The church of the future in Ireland “will be very different”, he said. It would be “more focused on its task of transmitting faith in Jesus Christ and helping people to encounter Jesus and his message in their lives”. This would mean “that the Catholic Church will relinquish many of the institutional roles it has held in Ireland”.
But it did “not mean that the church will retreat into sacristies or into the private values systems of those who profess faith in Jesus, whether they be few or many. It means a vigorous presence in society in a very different manner.”
The way forward would be “especially that of evangelising” while the principal contribution of the churches would be as “a witness of life which will always be counter cultural”.
Reflecting on the current state of the economy, he recalled how in the early 1990s there was a strong sense “that it was not governments which created jobs, but business. Business, however, thrives in good times, and when the good times die then it is often someone else who picks up the bill.”
He continued: “I believe that it was the current chairman of the Bank of England who said that ‘banks live globally yet when they die, they die locally’.”
He emphasised, however, that he was “a strong believer in the importance of the free market”.
It had “produced a system for the supply of goods and services which has worked better than any other system”.
He added, however, that “the market is not a totally rational instrument.
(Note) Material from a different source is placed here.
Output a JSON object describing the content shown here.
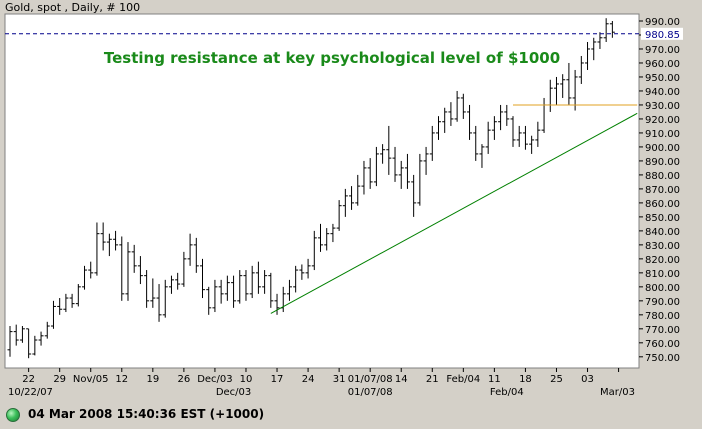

People’s fears and anxieties, and not just their reasoning, are part of the reality of the market system.”
That was why “regulatation and transparency” were “a necessary part of a market equation”.
For the market to be fair “there must be clear rules about competition and these rules must be enforceable and must be fair”.
The Presbyterian Moderator, Rev Dr Norman Hamilton, told the conference that he welcomed Pope Benedict’s statement in Westminster Hall last Friday evening on the role of religion in public affairs in the western world.
He also said that, more generally, it did seem to him “that church leaders must accept there is a direct responsibility on them to accept the challenge of leadership and not merely see it [the role] as an honour”.
Eleanor Gill, former director of the Northern Ireland Consumer Council, observed that “a leader takes people where they want to go”.
“A great leader takes people where they don’t necessarily want to go, but ought to be.”
It was this latter type of leadership which was “needed at this moment in time”, she said.